Finland’s progressive Prime Minister Sanna Marin has conceded defeat as her ruling social democratic party fell after two right-wing parties both won more seats in parliament in national elections on Sunday.

The National Coalition Party (NCP), which campaigned on cutting government spending and reducing the national debt, won 20.8% of the vote, while the nationalist, anti-immigration Finns Party won 20.1%.
Marin’s Social Democratic Party (SDP) was supported by 19.9% of voters, but the outgoing prime minister noted in her concession speech that the party won three more seats in Eduskunta, the Finnish parliament.”Democracy has spoken,” Marin said. “We have gained support, we have gained more seats. That is an excellent achievement, even if we did not finish first today.”

The NCP now holds 48 seats in the parliament while the Finns have 46. The SDP holds 43 seats.

Petteri Orpo, the leader of the NDP, is now tasked with forming a new government and is considered likely to work closely with the Finns and its leader, Riikka Purra.

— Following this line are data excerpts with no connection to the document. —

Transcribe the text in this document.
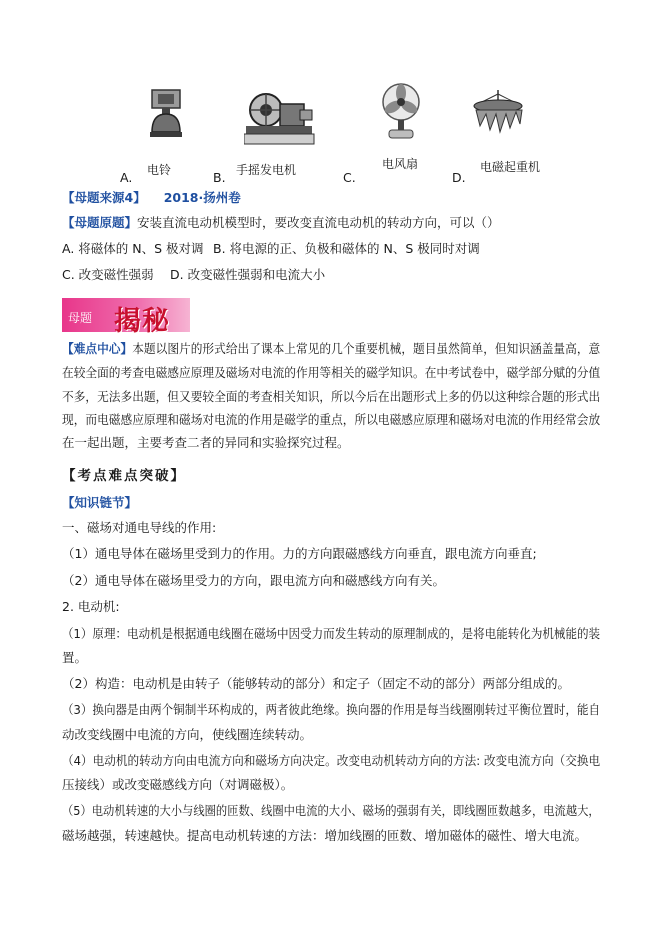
A. 电铃	B. 手摇发电机	C.
电风扇
D.
电磁起重机
【母题来源4】 2018·扬州卷
【母题原题】安装直流电动机模型时，要改变直流电动机的转动方向，可以（）
A. 将磁体的 N、S 极对调 B. 将电源的正、负极和磁体的 N、S 极同时对调
C. 改变磁性强弱 D. 改变磁性强弱和电流大小
母题 揭秘
【难点中心】本题以图片的形式给出了课本上常见的几个重要机械，题目虽然简单，但知识涵盖量高，意
在较全面的考查电磁感应原理及磁场对电流的作用等相关的磁学知识。在中考试卷中，磁学部分赋的分值
不多，无法多出题，但又要较全面的考查相关知识，所以今后在出题形式上多的仍以这种综合题的形式出
现，而电磁感应原理和磁场对电流的作用是磁学的重点，所以电磁感应原理和磁场对电流的作用经常会放
在一起出题，主要考查二者的异同和实验探究过程。
【考点难点突破】
【知识链节】
一、磁场对通电导线的作用:
（1）通电导体在磁场里受到力的作用。力的方向跟磁感线方向垂直，跟电流方向垂直;
（2）通电导体在磁场里受力的方向，跟电流方向和磁感线方向有关。
2. 电动机:
（1）原理：电动机是根据通电线圈在磁场中因受力而发生转动的原理制成的，是将电能转化为机械能的装
置。
（2）构造：电动机是由转子（能够转动的部分）和定子（固定不动的部分）两部分组成的。
（3）换向器是由两个铜制半环构成的，两者彼此绝缘。换向器的作用是每当线圈刚转过平衡位置时，能自
动改变线圈中电流的方向，使线圈连续转动。
（4）电动机的转动方向由电流方向和磁场方向决定。改变电动机转动方向的方法: 改变电流方向（交换电
压接线）或改变磁感线方向（对调磁极）。
（5）电动机转速的大小与线圈的匝数、线圈中电流的大小、磁场的强弱有关，即线圈匝数越多，电流越大，
磁场越强，转速越快。提高电动机转速的方法：增加线圈的匝数、增加磁体的磁性、增大电流。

“Observers say the result means a power shift in Finland’s political scene as the nation is now likely to get a new center-right government with nationalist tones,” reported Al Jazeera.

Marin has served as prime minister since 2019 and has won praise from progressives around the world for leading the country through the Covid pandemic by promptly invoking the Emergency Powers Act to boost healthcare and social welfare spending and for her vocal support for Ukraine following Russia’s invasion last year.

The prime minister has also been a strong supporter of Finland’s bid to join the North Atlantic Treaty Organization (NATO), which is expected to be finalized on Tuesday.

“Sanna Marin, like Jacinda Ardern, will be missed in global politics,” peace and conflict research professor Ashok Swain of Sweden’s Uppsala University told CNBC, referring to New Zealand’s former progressive prime minister.

The Finns—with whom Orpo has expressed a willingness to cooperate despite Purra’s opposition to Finland’s 2035 target for carbon neutrality and to immigration, including work-based immigration to help fill job vacancies—have advocated for leaving the European Union and have been condemned as “openly racist” by Marin.

Both right-wing parties have been critical of public spending under Marin, including funding for education and pensions. Marin has argued that heavy spending to fund the country’s health service, schools, and social welfare programs are crucial for economic growth, and the United Nations’ annual World Happiness Report has found Finland to be the happiest country in the world for six years in a row, with researchers pointing to the government’s capacity for delivering a wide range of public services as a contributing factor.

“Everybody has access to the basics,” one Finnish woman, Liisi Hatinen toldThe Washington Post of Finland’s success in the annual study last year. “These programs are well thought out and work.”

Finland’s elections were the latest in a European country to usher in a right-wing government recently. Far-right Christian and xenophobic parties formed a coalition in Sweden after elections last September and promptly shut down the country’s environmental ministry, and Giorgia Meloni of the Brothers of Italy, a party with fascist roots, became Italy’s prime minister last fall.